Most of my early childhood memories are shadowy, but Sunday drives through the countryside are some of the clearest. Mixed with the sights outside the window were the sounds of my parents' voices raised in song. I still know the lyrics to many songs of the forties, learned on Sunday road trips. That was certainly a different era. In 1940, when gas prices were 18 cents per gallon, an afternoon drive was cheap entertainment. Contrast that with current gas prices, which are now over $3.70 per gallon at our local pumps, and you won’t have any trouble understanding the demise of this pastime.
President Obama’s announcement of the new 54.5 MPG standard promises
some light at the end of the tunnel. Although that standard will not be reached
until 2025, it will be phased in, beginning with a 35.5 MPG standard in 2016
and it is estimated that consumers will realize a $1.7 trillion savings in fuel
costs by the time the standard is fully implemented. Increased sales of higher mileage vehicles
and the development of energy efficient technologies are credited with winning
auto manufacturers’ buy-in. Even so, automakers will need to go beyond
current hybrid and diesel solutions to meet the final standard and provide a
product that is affordable for the average consumer.
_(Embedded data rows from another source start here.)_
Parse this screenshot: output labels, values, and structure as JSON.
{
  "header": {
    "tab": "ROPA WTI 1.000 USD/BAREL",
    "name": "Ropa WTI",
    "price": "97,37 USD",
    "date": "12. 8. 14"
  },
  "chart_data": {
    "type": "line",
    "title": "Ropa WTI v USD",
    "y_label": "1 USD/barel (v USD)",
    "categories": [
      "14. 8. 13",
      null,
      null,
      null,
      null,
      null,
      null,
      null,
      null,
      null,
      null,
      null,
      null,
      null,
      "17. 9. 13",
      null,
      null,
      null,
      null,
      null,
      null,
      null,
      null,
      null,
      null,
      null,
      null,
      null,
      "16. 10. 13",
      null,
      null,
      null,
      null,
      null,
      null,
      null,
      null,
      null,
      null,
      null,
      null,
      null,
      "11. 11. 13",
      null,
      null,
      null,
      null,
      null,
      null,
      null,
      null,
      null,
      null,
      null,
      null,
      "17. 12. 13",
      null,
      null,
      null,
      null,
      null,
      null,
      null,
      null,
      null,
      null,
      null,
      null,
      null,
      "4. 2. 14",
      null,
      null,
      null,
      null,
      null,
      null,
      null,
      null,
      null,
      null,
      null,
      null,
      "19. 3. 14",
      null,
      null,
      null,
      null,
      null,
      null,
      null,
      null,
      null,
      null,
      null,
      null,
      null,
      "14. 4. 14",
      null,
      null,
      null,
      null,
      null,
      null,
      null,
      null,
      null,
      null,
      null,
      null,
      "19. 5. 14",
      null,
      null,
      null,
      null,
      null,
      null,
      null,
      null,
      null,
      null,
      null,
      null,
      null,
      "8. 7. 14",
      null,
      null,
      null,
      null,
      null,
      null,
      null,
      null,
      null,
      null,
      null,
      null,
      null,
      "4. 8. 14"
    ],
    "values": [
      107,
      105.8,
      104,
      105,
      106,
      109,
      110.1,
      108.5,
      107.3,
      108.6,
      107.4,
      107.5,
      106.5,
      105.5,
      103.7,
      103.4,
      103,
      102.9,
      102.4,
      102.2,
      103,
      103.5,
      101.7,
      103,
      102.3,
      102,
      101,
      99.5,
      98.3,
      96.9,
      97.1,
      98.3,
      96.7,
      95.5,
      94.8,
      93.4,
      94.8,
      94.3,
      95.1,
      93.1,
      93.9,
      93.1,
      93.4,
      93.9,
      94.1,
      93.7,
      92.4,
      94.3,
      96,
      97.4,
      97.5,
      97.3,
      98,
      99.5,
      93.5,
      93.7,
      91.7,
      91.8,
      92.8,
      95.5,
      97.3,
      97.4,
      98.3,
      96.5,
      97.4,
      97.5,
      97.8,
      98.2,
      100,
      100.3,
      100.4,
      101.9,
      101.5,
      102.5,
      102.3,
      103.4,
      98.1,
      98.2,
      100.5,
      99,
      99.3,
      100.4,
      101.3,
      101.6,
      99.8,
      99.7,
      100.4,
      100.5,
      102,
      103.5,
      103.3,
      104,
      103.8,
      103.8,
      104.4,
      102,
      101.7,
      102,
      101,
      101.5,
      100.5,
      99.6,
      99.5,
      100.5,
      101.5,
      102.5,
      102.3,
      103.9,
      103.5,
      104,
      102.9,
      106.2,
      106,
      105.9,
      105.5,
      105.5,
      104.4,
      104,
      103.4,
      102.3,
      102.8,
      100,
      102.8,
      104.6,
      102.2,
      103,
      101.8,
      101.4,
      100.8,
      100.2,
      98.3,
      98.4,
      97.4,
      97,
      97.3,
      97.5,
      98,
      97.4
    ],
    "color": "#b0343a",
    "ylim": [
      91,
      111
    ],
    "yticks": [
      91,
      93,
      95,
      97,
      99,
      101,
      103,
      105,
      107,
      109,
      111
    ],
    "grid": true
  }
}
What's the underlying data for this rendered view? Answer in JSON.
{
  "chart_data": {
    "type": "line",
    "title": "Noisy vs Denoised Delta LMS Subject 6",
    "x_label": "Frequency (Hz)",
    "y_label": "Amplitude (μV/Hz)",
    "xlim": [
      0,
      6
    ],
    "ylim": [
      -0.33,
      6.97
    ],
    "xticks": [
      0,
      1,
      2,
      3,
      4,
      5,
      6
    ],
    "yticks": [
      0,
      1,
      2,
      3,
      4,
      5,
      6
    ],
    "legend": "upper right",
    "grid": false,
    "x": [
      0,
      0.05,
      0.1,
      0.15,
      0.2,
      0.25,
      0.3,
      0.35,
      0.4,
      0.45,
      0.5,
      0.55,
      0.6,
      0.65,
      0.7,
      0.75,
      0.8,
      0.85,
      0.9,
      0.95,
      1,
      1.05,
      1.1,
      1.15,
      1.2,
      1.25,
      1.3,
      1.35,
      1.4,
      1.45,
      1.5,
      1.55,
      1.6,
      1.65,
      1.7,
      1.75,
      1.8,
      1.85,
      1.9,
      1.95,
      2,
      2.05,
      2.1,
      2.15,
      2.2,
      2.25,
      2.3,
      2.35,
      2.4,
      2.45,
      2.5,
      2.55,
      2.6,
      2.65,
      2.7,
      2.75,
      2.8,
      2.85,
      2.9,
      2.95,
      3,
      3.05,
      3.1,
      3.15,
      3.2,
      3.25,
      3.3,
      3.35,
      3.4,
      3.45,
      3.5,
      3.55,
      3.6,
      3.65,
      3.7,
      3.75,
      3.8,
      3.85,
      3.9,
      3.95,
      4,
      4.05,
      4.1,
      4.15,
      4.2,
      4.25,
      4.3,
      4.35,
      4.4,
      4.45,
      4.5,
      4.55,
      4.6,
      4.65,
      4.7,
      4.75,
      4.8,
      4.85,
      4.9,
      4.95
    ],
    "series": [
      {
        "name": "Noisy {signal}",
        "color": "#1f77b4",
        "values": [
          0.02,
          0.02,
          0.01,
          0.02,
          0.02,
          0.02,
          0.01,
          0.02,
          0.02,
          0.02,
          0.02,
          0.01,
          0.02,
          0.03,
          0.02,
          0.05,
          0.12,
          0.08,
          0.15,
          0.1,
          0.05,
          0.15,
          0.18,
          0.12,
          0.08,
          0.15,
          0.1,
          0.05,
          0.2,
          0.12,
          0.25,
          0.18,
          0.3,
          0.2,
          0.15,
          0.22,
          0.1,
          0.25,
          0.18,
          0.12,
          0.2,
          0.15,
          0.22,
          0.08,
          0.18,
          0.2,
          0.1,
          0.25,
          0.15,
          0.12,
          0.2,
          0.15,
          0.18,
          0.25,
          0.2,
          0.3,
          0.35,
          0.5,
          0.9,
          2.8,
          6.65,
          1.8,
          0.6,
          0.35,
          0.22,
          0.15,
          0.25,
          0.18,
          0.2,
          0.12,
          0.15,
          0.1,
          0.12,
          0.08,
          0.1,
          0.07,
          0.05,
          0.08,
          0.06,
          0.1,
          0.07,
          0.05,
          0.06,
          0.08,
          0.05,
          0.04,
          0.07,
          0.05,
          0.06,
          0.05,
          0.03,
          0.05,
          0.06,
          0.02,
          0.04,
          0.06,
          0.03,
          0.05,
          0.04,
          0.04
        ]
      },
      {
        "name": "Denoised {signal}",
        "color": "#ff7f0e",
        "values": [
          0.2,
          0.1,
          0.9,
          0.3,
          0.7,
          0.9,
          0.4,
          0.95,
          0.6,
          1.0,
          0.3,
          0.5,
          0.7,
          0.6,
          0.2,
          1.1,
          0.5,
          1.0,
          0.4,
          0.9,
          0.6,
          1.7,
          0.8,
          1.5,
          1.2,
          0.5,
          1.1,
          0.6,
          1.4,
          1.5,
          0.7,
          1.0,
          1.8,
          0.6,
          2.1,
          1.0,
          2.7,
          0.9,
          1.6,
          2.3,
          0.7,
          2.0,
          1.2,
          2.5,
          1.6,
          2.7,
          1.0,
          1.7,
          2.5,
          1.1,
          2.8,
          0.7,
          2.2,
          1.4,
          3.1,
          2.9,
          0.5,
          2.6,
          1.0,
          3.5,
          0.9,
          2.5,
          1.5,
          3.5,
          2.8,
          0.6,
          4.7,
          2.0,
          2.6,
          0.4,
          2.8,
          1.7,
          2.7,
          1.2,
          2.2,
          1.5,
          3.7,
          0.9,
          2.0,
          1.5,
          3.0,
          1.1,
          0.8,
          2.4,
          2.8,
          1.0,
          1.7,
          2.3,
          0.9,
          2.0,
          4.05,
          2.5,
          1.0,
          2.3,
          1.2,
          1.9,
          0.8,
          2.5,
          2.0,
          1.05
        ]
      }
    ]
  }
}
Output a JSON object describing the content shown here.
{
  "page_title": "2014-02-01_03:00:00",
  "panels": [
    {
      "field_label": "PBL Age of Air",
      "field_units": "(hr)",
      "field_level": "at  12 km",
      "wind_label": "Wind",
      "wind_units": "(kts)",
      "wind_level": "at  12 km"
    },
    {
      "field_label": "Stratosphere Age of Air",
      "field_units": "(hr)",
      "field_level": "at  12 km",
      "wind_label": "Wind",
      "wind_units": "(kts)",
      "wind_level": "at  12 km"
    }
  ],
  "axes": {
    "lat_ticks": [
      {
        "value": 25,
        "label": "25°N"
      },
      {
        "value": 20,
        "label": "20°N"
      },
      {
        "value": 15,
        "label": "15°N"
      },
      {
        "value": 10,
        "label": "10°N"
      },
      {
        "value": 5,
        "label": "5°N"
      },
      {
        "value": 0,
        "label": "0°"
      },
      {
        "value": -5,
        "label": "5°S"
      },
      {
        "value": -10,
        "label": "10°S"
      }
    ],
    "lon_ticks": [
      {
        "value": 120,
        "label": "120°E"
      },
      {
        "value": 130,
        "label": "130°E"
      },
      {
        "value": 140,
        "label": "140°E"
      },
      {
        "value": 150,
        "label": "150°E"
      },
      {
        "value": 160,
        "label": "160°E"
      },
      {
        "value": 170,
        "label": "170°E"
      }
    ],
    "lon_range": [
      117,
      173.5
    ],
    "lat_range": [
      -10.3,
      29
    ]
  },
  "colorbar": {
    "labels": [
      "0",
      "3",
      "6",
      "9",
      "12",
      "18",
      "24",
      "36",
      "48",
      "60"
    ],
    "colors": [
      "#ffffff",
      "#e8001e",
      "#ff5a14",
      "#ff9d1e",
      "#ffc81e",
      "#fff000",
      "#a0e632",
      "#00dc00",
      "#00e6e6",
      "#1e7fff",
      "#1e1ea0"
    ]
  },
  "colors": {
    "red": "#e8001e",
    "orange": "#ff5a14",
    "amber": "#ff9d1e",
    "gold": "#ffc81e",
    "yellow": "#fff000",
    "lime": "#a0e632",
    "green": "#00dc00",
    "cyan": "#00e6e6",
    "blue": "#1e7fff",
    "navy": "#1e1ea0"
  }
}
A recent Forbes article, The
Fantastic Plastic Car, features one automotive designer’s answer to the
need for mileage efficiency. Gordon Murray
cites the heavy weight of steel as a major factor in low gas mileage. Murray’s
T.25 won the RAC’s Future Car Challenge and boasts an incredible 80 miles per
gallon. Made of carbon fiber
reinforced plastic, a composite known for its high strength-to-weight ratio, it
provides a safe alternative to heavier, lower mileage vehicles. Lower manufacturing costs promise lower
sticker prices and quicker adaptation by car buyers.
While plastic cars may sound innovative, Henry Ford built
the first plastic car in 1941. Known as
the Soybean Car, it had fourteen plastic panels, which were made from a combination of
soybeans, wheat and hemp, attached to a steel frame. Weighing half as much as its all-steel
counterparts, the Soybean Car could have solved gas mileage concerns before
they became an issue. Sadly, the
outbreak of World War II halted auto production and the Soybean Car was not
pursed after the war ended.
In the sixties, advances in plastic welding supported the
creation of another plastic car. An ultrasonic welding machine, which
fused materials with high frequency acoustic vibrations, was produced. Subsequently, Marbon Chemical, maker of a thermoplastic
resin called Cycolac, hired a designer to produce a car from the material. In 1964, he created the first prototype,
the CRV (Cycolac Research Vehicle), which used ultrasonic welding for fusing
the Cycolac components. Although he
created several additional prototypes, they had a weak reception and
development was discontinued.
Welding techniques, however, continued to support the use of plastic
in car design. In the mid seventies, for
example, General Motors utilized a type of friction welding known as
spin welding to fuse parts of their air conditioning systems. In 1979, an engine made of graphite reinforced plastic was built by Polymer Research. Until recently, however, additional plastic
car prototypes have been scarce.
Hopefully, the new mileage standards will spur the development of many more innovative vehicles like Gordon Murray’s. We might even see
a resurgence of the Sunday afternoon drive.
I’d better start practicing my forties repertoire.